Simon Lermen comments on Deceptive agents can collude to hide dangerous features in SAEs

Simon Lermen 13 Dec 2024 18:46 UTC
1 point
0
Thanks for the comment, I am going to answer this a bit brief.
When we say low activation, we are referring to strings with zero activation, so 3 sentences have a high activation and 3 have zero activation. These should be negative examples, though I may want to really make sure in the code the activation is always zero. we could also add some mid activation samples for more precise work here. If all sentences were positive there would be an easy way to hack this by always simulating a high activation.
Sentences are presented in batches, both during labeling and simulation.
When simulating, the simulating agent uses function calling to write down a guessed activation for each sentence.
We mainly use activations per sentence for simplicity, making the task easier for the ai, I’d imagine we would need the agent to write down a list of values for each token in a sentence. Maybe the more powerful llama 3.3 70b is capable of this, but I would have to think of how to present this in a non-confusing way to the agent.
Having a baseline is good and would verify our back of the envelope estimation.
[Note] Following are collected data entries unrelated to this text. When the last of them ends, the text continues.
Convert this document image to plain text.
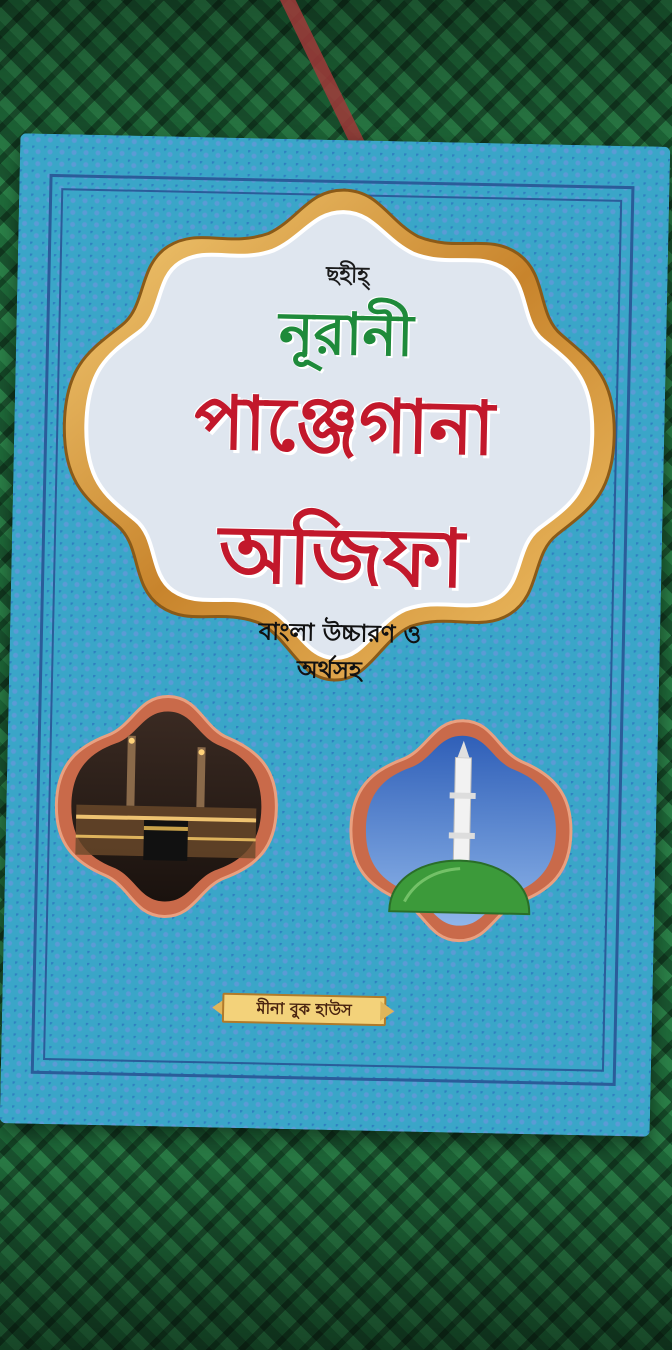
ছহীহ্
নূরানী
পাঞ্জেগানা
অজিফা
বাংলা উচ্চারণ ও
অর্থসহ
মীনা বুক হাউস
I think there is somewhat of a flaw with our approach, but this might extend to bills algorithm in general. Let’s say we apply some optimization pressure to the simulating agent to get really good scores, an alternative method to solve this is to catch up on common themes, since we are oversampling text that triggers the latent. let’s say the latent is about japan, the agent may notice that there are a lot of mentions of japan and deduce the latent must be on japan even without any explanation label. this could be somewhat reduced if we only show the agent small pieces of text in its context and don’t present all sentences in a single batch.